Résumé : L'échelle de gradation des expériences du sommeil de l'Université de Waterloo a été mise au point dans le but de déterminer la prévalence de la paralysie du sommeil et d'analyser diverses expériences hallucinatoires hypnagogiques et hypnopompiques qui lui sont associées : impressions de présence, sensations de pression et de flottement, hallucinations visuelles et auditives, peur. Les résultats de notre étude sont en accord avec d'autres études menées récemment : parmi les 870 étudiants universitaires interrogés, 30 % ont rapporté avoir vécu au moins un cas de paralysie du sommeil. Environ trois quarts d'entre eux ont indiqué avoir également connu une expérience hallucinatoire, et un peu plus de 10 % en ont connu trois, voire plus. Un sentiment de peur était dans la plupart des cas lié aux expériences hallucinatoires, avec très souvent une nette impression de présence. Les analyses de régression tendent à soutenir l'hypothèse selon laquelle les sensations de présence et la peur sont des sentiments primitifs associés à la paralysie du sommeil qui contribuent au développement d'expériences hallucinatoires, particulièrement sur le plan visuel.

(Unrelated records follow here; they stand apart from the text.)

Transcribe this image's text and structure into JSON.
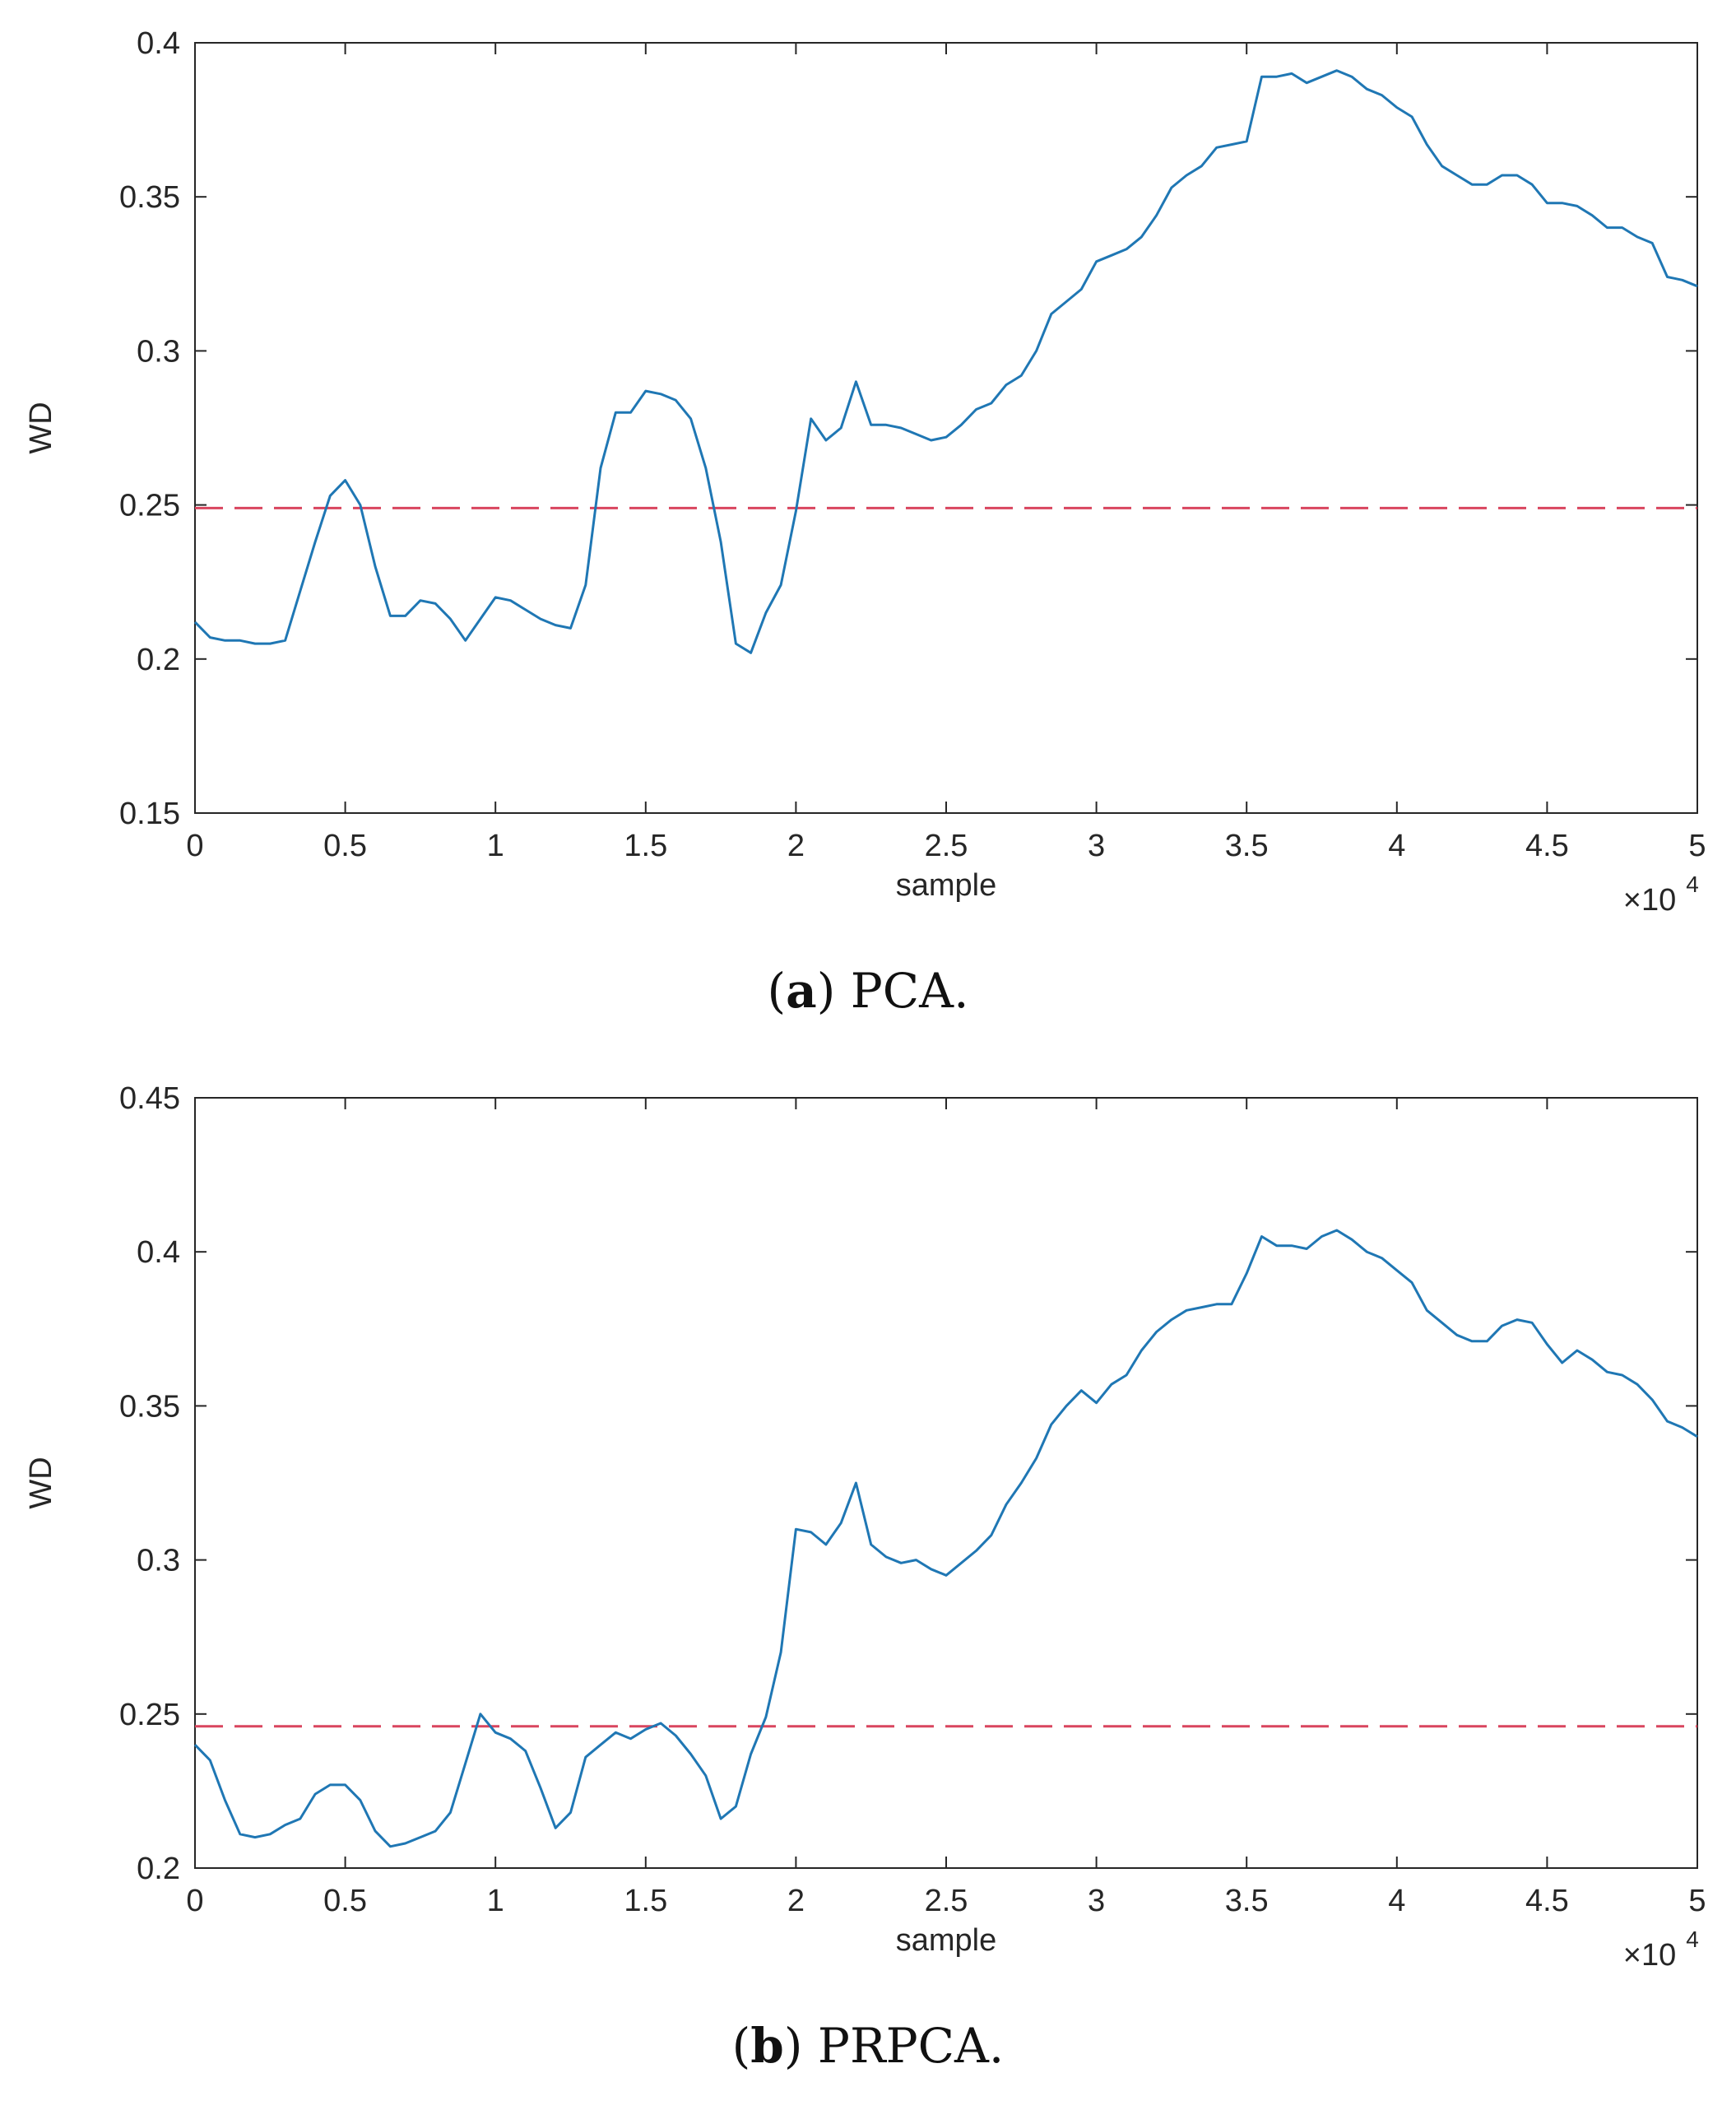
{
  "chart_data": [
    {
      "type": "line",
      "caption_letter": "a",
      "caption_text": "PCA.",
      "xlabel": "sample",
      "ylabel": "WD",
      "x_multiplier": "×10",
      "x_multiplier_exp": "4",
      "xlim": [
        0,
        5
      ],
      "ylim": [
        0.15,
        0.4
      ],
      "xticks": [
        "0",
        "0.5",
        "1",
        "1.5",
        "2",
        "2.5",
        "3",
        "3.5",
        "4",
        "4.5",
        "5"
      ],
      "yticks": [
        "0.15",
        "0.2",
        "0.25",
        "0.3",
        "0.35",
        "0.4"
      ],
      "threshold": 0.249,
      "colors": {
        "series": "#1f77b4",
        "threshold": "#d9455f",
        "axes": "#262626"
      },
      "series": [
        {
          "x": [
            0,
            0.05,
            0.1,
            0.15,
            0.2,
            0.25,
            0.3,
            0.35,
            0.4,
            0.45,
            0.5,
            0.55,
            0.6,
            0.65,
            0.7,
            0.75,
            0.8,
            0.85,
            0.9,
            0.95,
            1.0,
            1.05,
            1.1,
            1.15,
            1.2,
            1.25,
            1.3,
            1.35,
            1.4,
            1.45,
            1.5,
            1.55,
            1.6,
            1.65,
            1.7,
            1.75,
            1.8,
            1.85,
            1.9,
            1.95,
            2.0,
            2.05,
            2.1,
            2.15,
            2.2,
            2.25,
            2.3,
            2.35,
            2.4,
            2.45,
            2.5,
            2.55,
            2.6,
            2.65,
            2.7,
            2.75,
            2.8,
            2.85,
            2.9,
            2.95,
            3.0,
            3.05,
            3.1,
            3.15,
            3.2,
            3.25,
            3.3,
            3.35,
            3.4,
            3.45,
            3.5,
            3.55,
            3.6,
            3.65,
            3.7,
            3.75,
            3.8,
            3.85,
            3.9,
            3.95,
            4.0,
            4.05,
            4.1,
            4.15,
            4.2,
            4.25,
            4.3,
            4.35,
            4.4,
            4.45,
            4.5,
            4.55,
            4.6,
            4.65,
            4.7,
            4.75,
            4.8,
            4.85,
            4.9,
            4.95,
            5.0
          ],
          "y": [
            0.212,
            0.207,
            0.206,
            0.206,
            0.205,
            0.205,
            0.206,
            0.222,
            0.238,
            0.253,
            0.258,
            0.25,
            0.23,
            0.214,
            0.214,
            0.219,
            0.218,
            0.213,
            0.206,
            0.213,
            0.22,
            0.219,
            0.216,
            0.213,
            0.211,
            0.21,
            0.224,
            0.262,
            0.28,
            0.28,
            0.287,
            0.286,
            0.284,
            0.278,
            0.262,
            0.238,
            0.205,
            0.202,
            0.215,
            0.224,
            0.248,
            0.278,
            0.271,
            0.275,
            0.29,
            0.276,
            0.276,
            0.275,
            0.273,
            0.271,
            0.272,
            0.276,
            0.281,
            0.283,
            0.289,
            0.292,
            0.3,
            0.312,
            0.316,
            0.32,
            0.329,
            0.331,
            0.333,
            0.337,
            0.344,
            0.353,
            0.357,
            0.36,
            0.366,
            0.367,
            0.368,
            0.389,
            0.389,
            0.39,
            0.387,
            0.389,
            0.391,
            0.389,
            0.385,
            0.383,
            0.379,
            0.376,
            0.367,
            0.36,
            0.357,
            0.354,
            0.354,
            0.357,
            0.357,
            0.354,
            0.348,
            0.348,
            0.347,
            0.344,
            0.34,
            0.34,
            0.337,
            0.335,
            0.324,
            0.323,
            0.321
          ]
        }
      ]
    },
    {
      "type": "line",
      "caption_letter": "b",
      "caption_text": "PRPCA.",
      "xlabel": "sample",
      "ylabel": "WD",
      "x_multiplier": "×10",
      "x_multiplier_exp": "4",
      "xlim": [
        0,
        5
      ],
      "ylim": [
        0.2,
        0.45
      ],
      "xticks": [
        "0",
        "0.5",
        "1",
        "1.5",
        "2",
        "2.5",
        "3",
        "3.5",
        "4",
        "4.5",
        "5"
      ],
      "yticks": [
        "0.2",
        "0.25",
        "0.3",
        "0.35",
        "0.4",
        "0.45"
      ],
      "threshold": 0.246,
      "colors": {
        "series": "#1f77b4",
        "threshold": "#d9455f",
        "axes": "#262626"
      },
      "series": [
        {
          "x": [
            0,
            0.05,
            0.1,
            0.15,
            0.2,
            0.25,
            0.3,
            0.35,
            0.4,
            0.45,
            0.5,
            0.55,
            0.6,
            0.65,
            0.7,
            0.75,
            0.8,
            0.85,
            0.9,
            0.95,
            1.0,
            1.05,
            1.1,
            1.15,
            1.2,
            1.25,
            1.3,
            1.35,
            1.4,
            1.45,
            1.5,
            1.55,
            1.6,
            1.65,
            1.7,
            1.75,
            1.8,
            1.85,
            1.9,
            1.95,
            2.0,
            2.05,
            2.1,
            2.15,
            2.2,
            2.25,
            2.3,
            2.35,
            2.4,
            2.45,
            2.5,
            2.55,
            2.6,
            2.65,
            2.7,
            2.75,
            2.8,
            2.85,
            2.9,
            2.95,
            3.0,
            3.05,
            3.1,
            3.15,
            3.2,
            3.25,
            3.3,
            3.35,
            3.4,
            3.45,
            3.5,
            3.55,
            3.6,
            3.65,
            3.7,
            3.75,
            3.8,
            3.85,
            3.9,
            3.95,
            4.0,
            4.05,
            4.1,
            4.15,
            4.2,
            4.25,
            4.3,
            4.35,
            4.4,
            4.45,
            4.5,
            4.55,
            4.6,
            4.65,
            4.7,
            4.75,
            4.8,
            4.85,
            4.9,
            4.95,
            5.0
          ],
          "y": [
            0.24,
            0.235,
            0.222,
            0.211,
            0.21,
            0.211,
            0.214,
            0.216,
            0.224,
            0.227,
            0.227,
            0.222,
            0.212,
            0.207,
            0.208,
            0.21,
            0.212,
            0.218,
            0.234,
            0.25,
            0.244,
            0.242,
            0.238,
            0.226,
            0.213,
            0.218,
            0.236,
            0.24,
            0.244,
            0.242,
            0.245,
            0.247,
            0.243,
            0.237,
            0.23,
            0.216,
            0.22,
            0.237,
            0.249,
            0.27,
            0.31,
            0.309,
            0.305,
            0.312,
            0.325,
            0.305,
            0.301,
            0.299,
            0.3,
            0.297,
            0.295,
            0.299,
            0.303,
            0.308,
            0.318,
            0.325,
            0.333,
            0.344,
            0.35,
            0.355,
            0.351,
            0.357,
            0.36,
            0.368,
            0.374,
            0.378,
            0.381,
            0.382,
            0.383,
            0.383,
            0.393,
            0.405,
            0.402,
            0.402,
            0.401,
            0.405,
            0.407,
            0.404,
            0.4,
            0.398,
            0.394,
            0.39,
            0.381,
            0.377,
            0.373,
            0.371,
            0.371,
            0.376,
            0.378,
            0.377,
            0.37,
            0.364,
            0.368,
            0.365,
            0.361,
            0.36,
            0.357,
            0.352,
            0.345,
            0.343,
            0.34
          ]
        }
      ]
    }
  ]
}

Mots clés : Paralysie du sommeil — Hypnagogique — Hypnopompique — Hallucinations — Peur
|
Les phénomènes de paralysie du sommeil surviennent juste avant l'assoupissement ou lors du réveil. Les personnes sont alors conscientes de leur environnement et parviennent à ouvrir les yeux, mais elles sont totalement incapables de bouger (Hishikawa, 1976). Un sentiment de peur intense et diverses expériences hypnagogiques et hypnopompiques accompagnent souvent la paralysie du sommeil. Il existe malheureusement peu de preuves systématiques de la prévalence de chacune des différentes expériences lors d'un épisode de paralysie du sommeil. Ce dernier peut survenir au début ou à la fin du sommeil paradoxal (Fukuda, 1994 ; Hishikawa & Shimizu, 1995), et les expériences hallucinatoires peuvent provenir d'événements neurologiques associés à la formation d'images lors des rêves au cours de cette phase du sommeil (Hishikawa & Shimizu, 1995). Les hallucinations peuvent être visuelles ou auditives ; le sujet peut éprouver une impression de présence ou encore des sensations corporelles inhabituelles, comme la sensation de flottement ou d'une pression exercée sur son corps (Hishikawa, 1976 ; Hufford, 1982).

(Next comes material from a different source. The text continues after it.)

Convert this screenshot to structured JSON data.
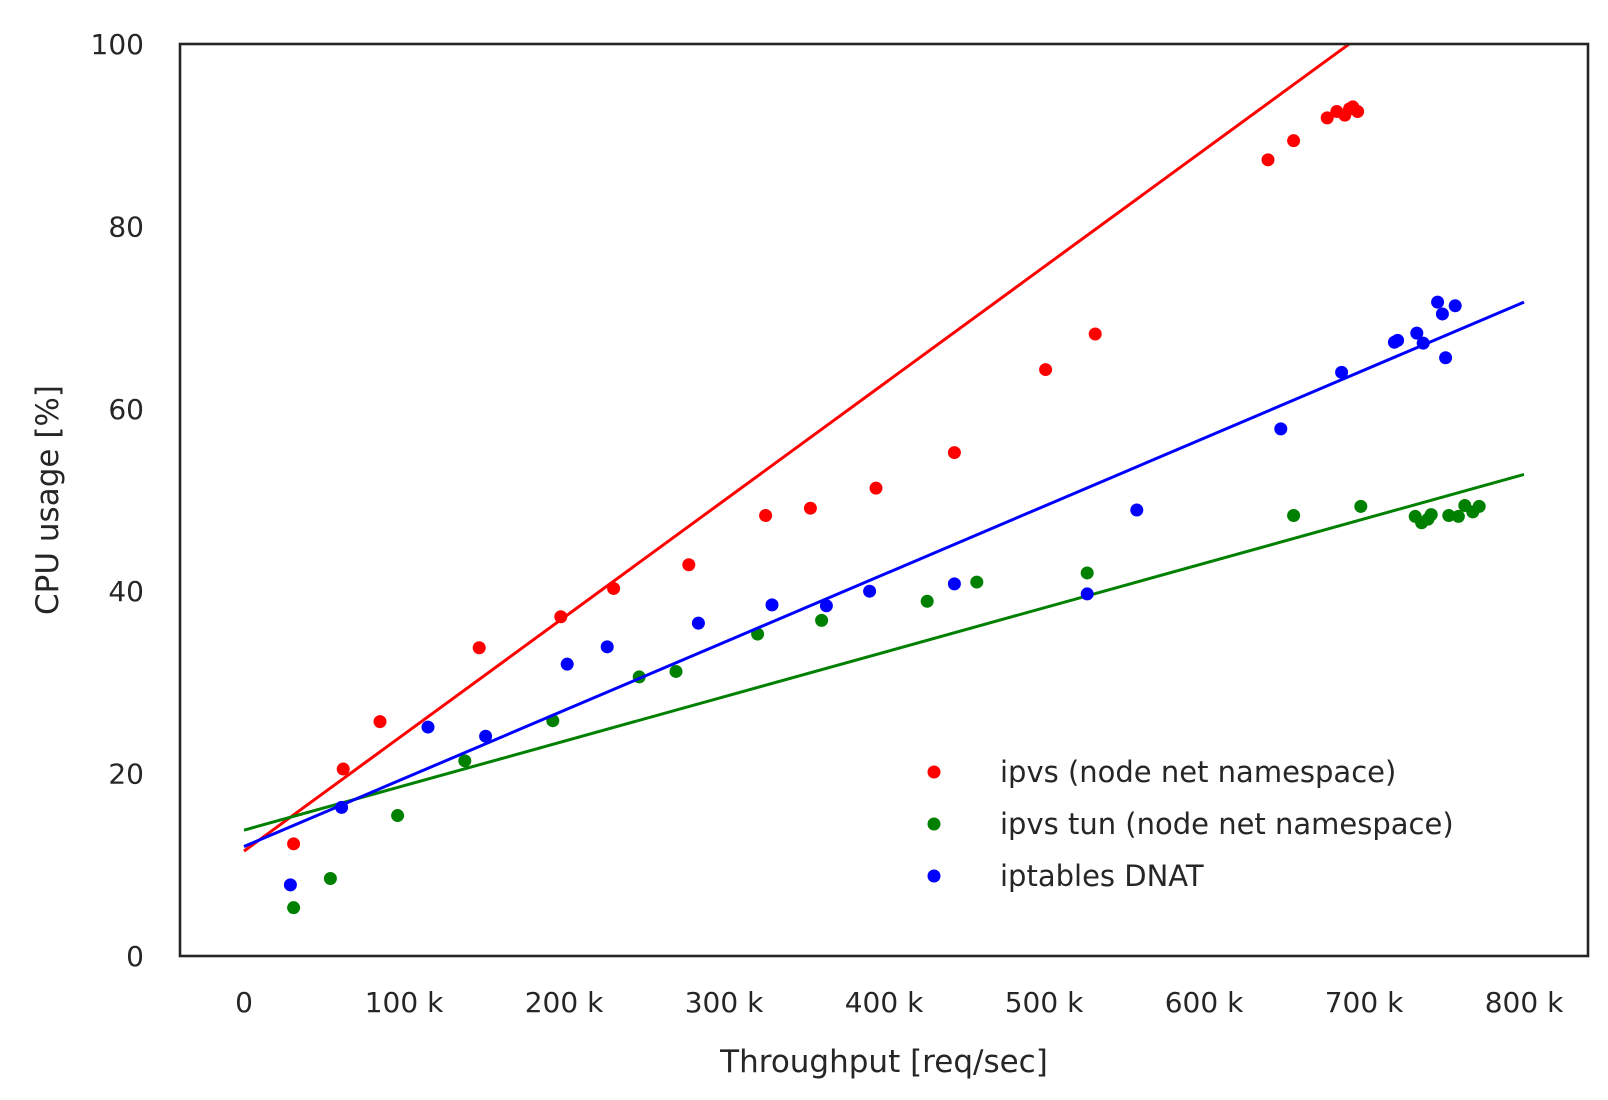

Les taux enregistrés lors des premières études en environnement clinique et non clinique varient de façon importante, allant de seulement 3 % jusqu'à 62 % (Goode, 1962 ; Ness, 1978 ; Penn et al., 1981). Des études plus récentes ont abouti à des résultats légèrement plus homogènes, de 25 à 40 % (Cheyne, et al., sous presse ; Fukuda, et al., 1987, 1998 ; Spanos, et al., 1995 ; Wing, et al., 1994). Cependant, il est fréquent que les chercheurs associent les expériences hallucinatoires et la paralysie du sommeil dans une même question. Beaucoup de questions restent en suspens si, d'une part on dénombre les cas d'épisodes de « simple » paralysie du sommeil et si, d'autre part on analyse l'association de tels épisodes à diverses combinaisons d'expériences. Dans combien de cas ne constate-t-on qu'une « simple » paralysie ? Dans combien de cas la paralysie s'accompagne-t-elle d'expériences supplémentaires ? Quelle est la prévalence des expériences hallucinatoires les plus rapportées ? Peut-on dégager des groupes (constellations) d'expériences particulières généralement concomitantes ? Cette dernière question est relativement intéressante. Elle laisse en effet entrevoir la possibilité fascinante d'explorer la structure et la dynamique des expériences hallucinatoires. En outre, la compréhension de problèmes de base tels que la prévalence et la nature de la paralysie du sommeil requiert une évaluation plus détaillée et plus systématique à la fois de la paralysie du sommeil ET des expériences qui lui sont associées. L'échelle de gradation des expériences du sommeil de l'Université de Waterloo a été mise au point dans le but de déterminer la prévalence de la paralysie du sommeil et de ses expériences connexes, ainsi que de permettre l'analyse des relations entre ces dernières. Une étude effectuée à l'aide de cet instrument a permis de découvrir une structuration de haut niveau dans la typification des expériences hypnagogiques et hypnopompiques (Cheyne, et al., sous presse). Cette structuration s'inscrit dans la lignée des récits culturels de la « Vieille sorcière » (Old Hag), du phénomène du « kanashibari » et d'oppression par des « fantômes », qui ont été liés à la paralysie du sommeil et aux expériences associées (Fukuda, 1994 ; Hufford, 1982 ; Ness, 1978 ; Wing, et al., 1994). La présente étude analyse la dynamique des interactions au sein d'un sous-ensemble de ces expériences.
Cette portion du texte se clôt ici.